Uniqueness of star central configurations in the $5$-body problem

TL;DR

This paper provides a rigorous analytical proof that the only symmetric five-body central configuration with equal masses arranged in a planar polygon is a regular pentagon, using algebraic techniques and domain analysis.

Contribution

It establishes the uniqueness of the regular pentagon configuration for equal-mass five-body central configurations through a purely analytical approach.

Findings

The regular pentagon is the only central configuration under the given symmetry.

The solution space was reduced to a two-variable system for analysis.

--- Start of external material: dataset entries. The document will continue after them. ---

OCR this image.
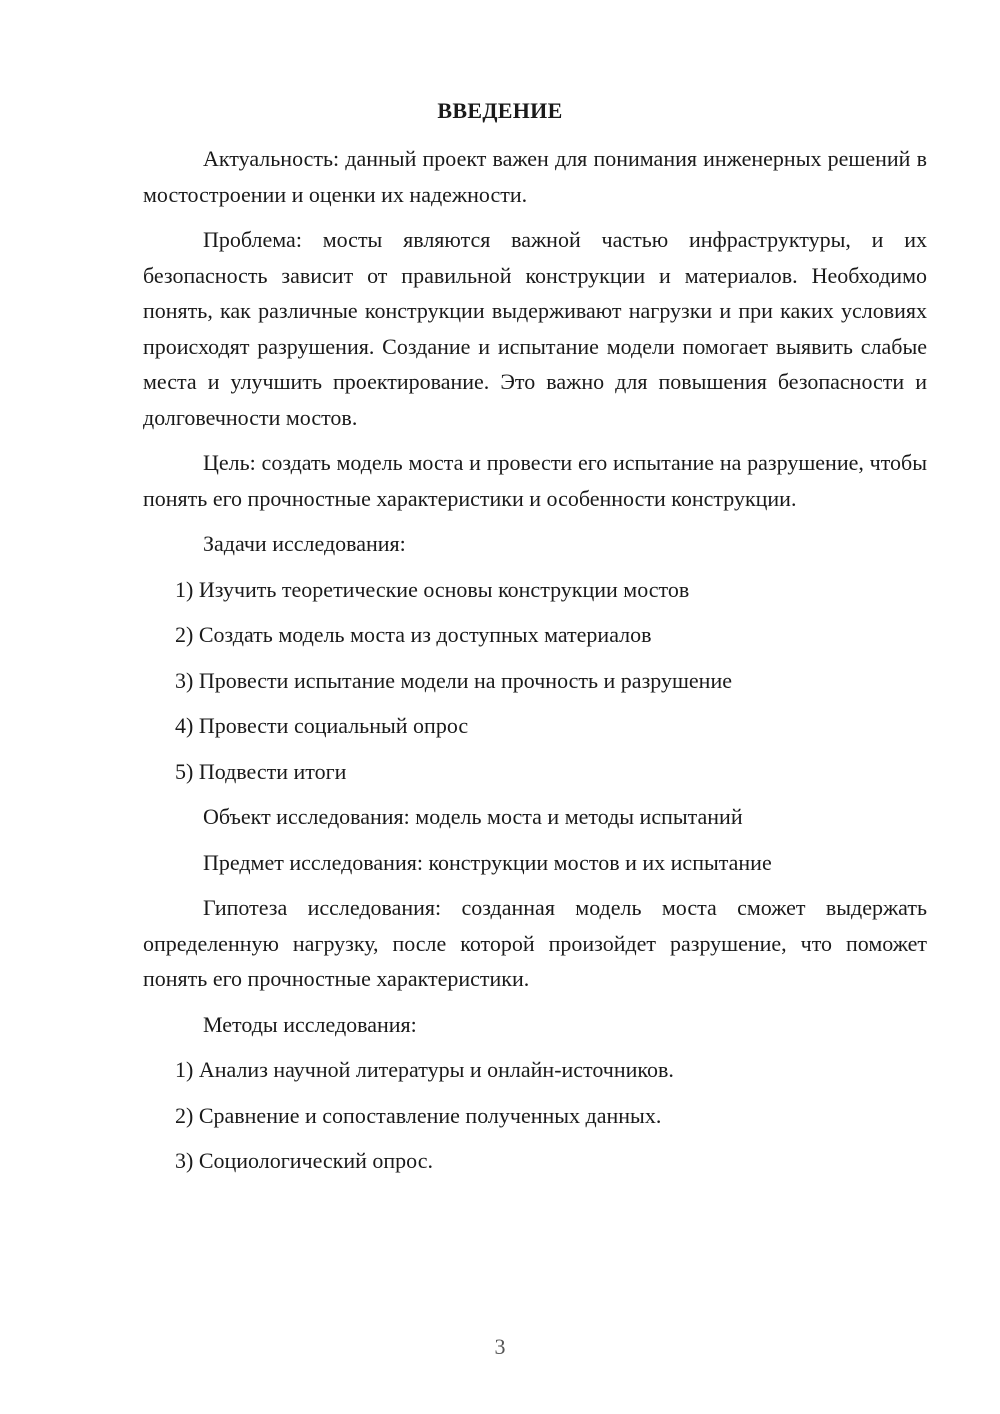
ВВЕДЕНИЕ

Актуальность: данный проект важен для понимания инженерных решений в мостостроении и оценки их надежности.

Проблема: мосты являются важной частью инфраструктуры, и их безопасность зависит от правильной конструкции и материалов. Необходимо понять, как различные конструкции выдерживают нагрузки и при каких условиях происходят разрушения. Создание и испытание модели помогает выявить слабые места и улучшить проектирование. Это важно для повышения безопасности и долговечности мостов.

Цель: создать модель моста и провести его испытание на разрушение, чтобы понять его прочностные характеристики и особенности конструкции.

Задачи исследования:
1) Изучить теоретические основы конструкции мостов
2) Создать модель моста из доступных материалов
3) Провести испытание модели на прочность и разрушение
4) Провести социальный опрос
5) Подвести итоги
Объект исследования: модель моста и методы испытаний
Предмет исследования: конструкции мостов и их испытание

Гипотеза исследования: созданная модель моста сможет выдержать определенную нагрузку, после которой произойдет разрушение, что поможет понять его прочностные характеристики.

Методы исследования:
1) Анализ научной литературы и онлайн-источников.
2) Сравнение и сопоставление полученных данных.
3) Социологический опрос.
3
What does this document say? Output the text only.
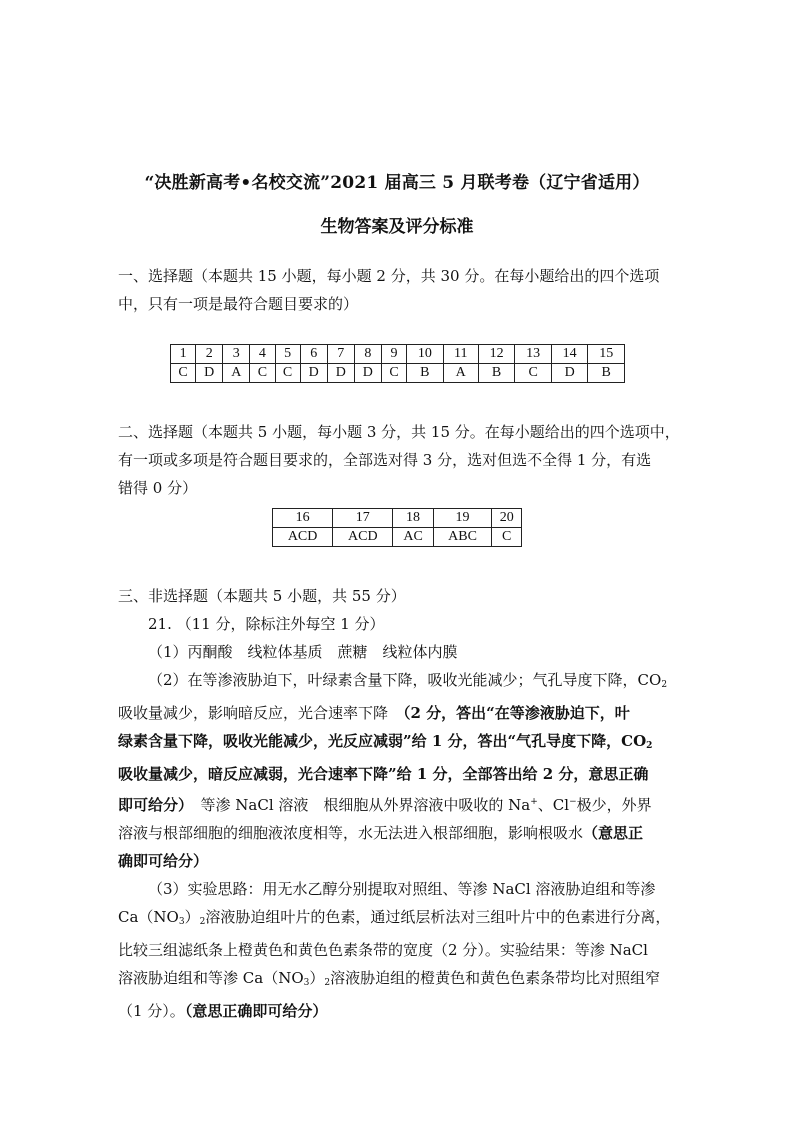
“决胜新高考•名校交流”2021 届高三 5 月联考卷（辽宁省适用）
生物答案及评分标准
一、选择题（本题共 15 小题，每小题 2 分，共 30 分。在每小题给出的四个选项
中，只有一项是最符合题目要求的）
1	2	3	4	5	6	7	8	9	10	11	12	13	14	15
C	D	A	C	C	D	D	D	C	B	A	B	C	D	B
二、选择题（本题共 5 小题，每小题 3 分，共 15 分。在每小题给出的四个选项中，
有一项或多项是符合题目要求的，全部选对得 3 分，选对但选不全得 1 分，有选
错得 0 分）
16	17	18	19	20
ACD	ACD	AC	ABC	C
三、非选择题（本题共 5 小题，共 55 分）
21. （11 分，除标注外每空 1 分）
（1）丙酮酸　线粒体基质　蔗糖　线粒体内膜
（2）在等渗液胁迫下，叶绿素含量下降，吸收光能减少；气孔导度下降，$CO_2$
吸收量减少，影响暗反应，光合速率下降　（2 分，答出“在等渗液胁迫下，叶
绿素含量下降，吸收光能减少，光反应减弱”给 1 分，答出“气孔导度下降，$CO_2$
吸收量减少，暗反应减弱，光合速率下降”给 1 分，全部答出给 2 分，意思正确
即可给分）　等渗 NaCl 溶液　根细胞从外界溶液中吸收的 Na+、Cl−极少，外界
溶液与根部细胞的细胞液浓度相等，水无法进入根部细胞，影响根吸水（意思正
确即可给分）
（3）实验思路：用无水乙醇分别提取对照组、等渗 NaCl 溶液胁迫组和等渗
$Ca(NO_3)_2$溶液胁迫组叶片的色素，通过纸层析法对三组叶片中的色素进行分离，
比较三组滤纸条上橙黄色和黄色色素条带的宽度（2 分）。实验结果：等渗 NaCl
溶液胁迫组和等渗 $Ca(NO_3)_2$溶液胁迫组的橙黄色和黄色色素条带均比对照组窄
（1 分）。（意思正确即可给分）
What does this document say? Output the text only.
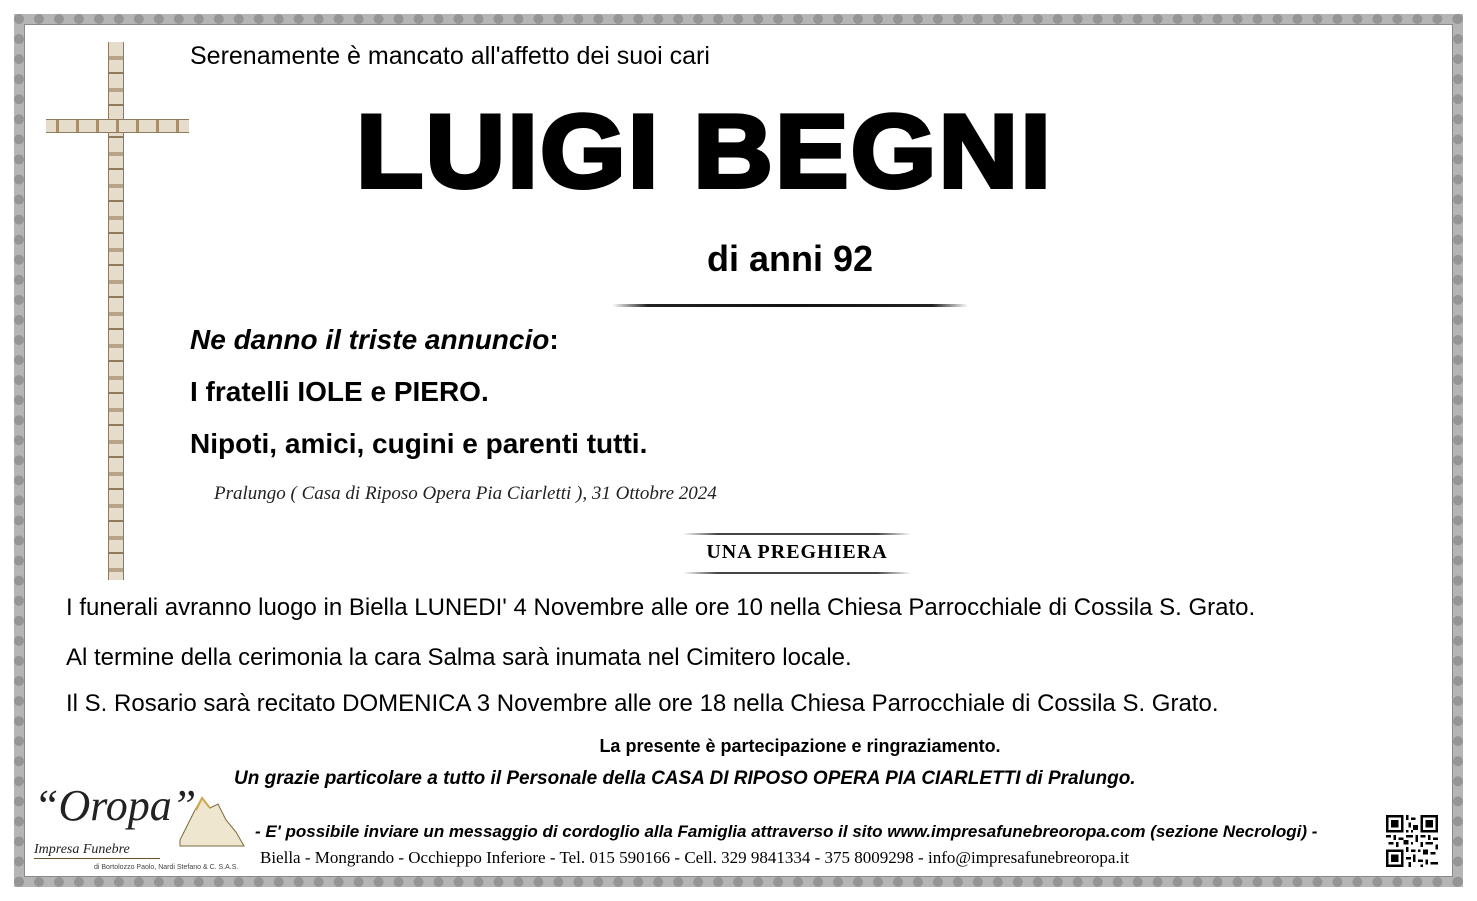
Serenamente è mancato all'affetto dei suoi cari
LUIGI BEGNI
di anni 92
Ne danno il triste annuncio:
I fratelli IOLE e PIERO.
Nipoti, amici, cugini e parenti tutti.
Pralungo ( Casa di Riposo Opera Pia Ciarletti ), 31 Ottobre 2024
UNA PREGHIERA
I funerali avranno luogo in Biella LUNEDI' 4 Novembre alle ore 10 nella Chiesa Parrocchiale di Cossila S. Grato.
Al termine della cerimonia la cara Salma sarà inumata nel Cimitero locale.
Il S. Rosario sarà recitato DOMENICA 3 Novembre alle ore 18 nella Chiesa Parrocchiale di Cossila S. Grato.
La presente è partecipazione e ringraziamento.
Un grazie particolare a tutto il Personale della CASA DI RIPOSO OPERA PIA CIARLETTI di Pralungo.
“Oropa”
Impresa Funebre
di Bortolozzo Paolo, Nardi Stefano & C. S.A.S.
- E' possibile inviare un messaggio di cordoglio alla Famiglia attraverso il sito www.impresafunebreoropa.com (sezione Necrologi) -
Biella - Mongrando - Occhieppo Inferiore - Tel. 015 590166 - Cell. 329 9841334 - 375 8009298 - info@impresafunebreoropa.it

Explicit algebraic arguments ruled out other configurations within the domain.

Abstract

In this study, we present a rigorous analytical proof of the uniqueness of central configurations for the five-body problem, assuming that all five masses are equal and positioned at the vertices of a planar polygon. We consider configurations in which the bodies are equally spaced in angular position relative to the center of mass, and aim to determine whether a central configuration arises under these constraints. We prove that the only central configuration that satisfies these conditions occurs when the five bodies form a regular pentagon. Our approach is entirely analytical, relying on algebraic techniques rather than numerical approximations. By transforming the governing equations into a reduced system involving only two variables, we analyze the solution space over a significant and carefully bounded domain. This domain is divided into sixteen disjoint regions, within which we rule out additional solutions through explicit algebraic arguments. Our results confirm that the regular pentagonal configuration is the only central configuration in this symmetric five-body scenario.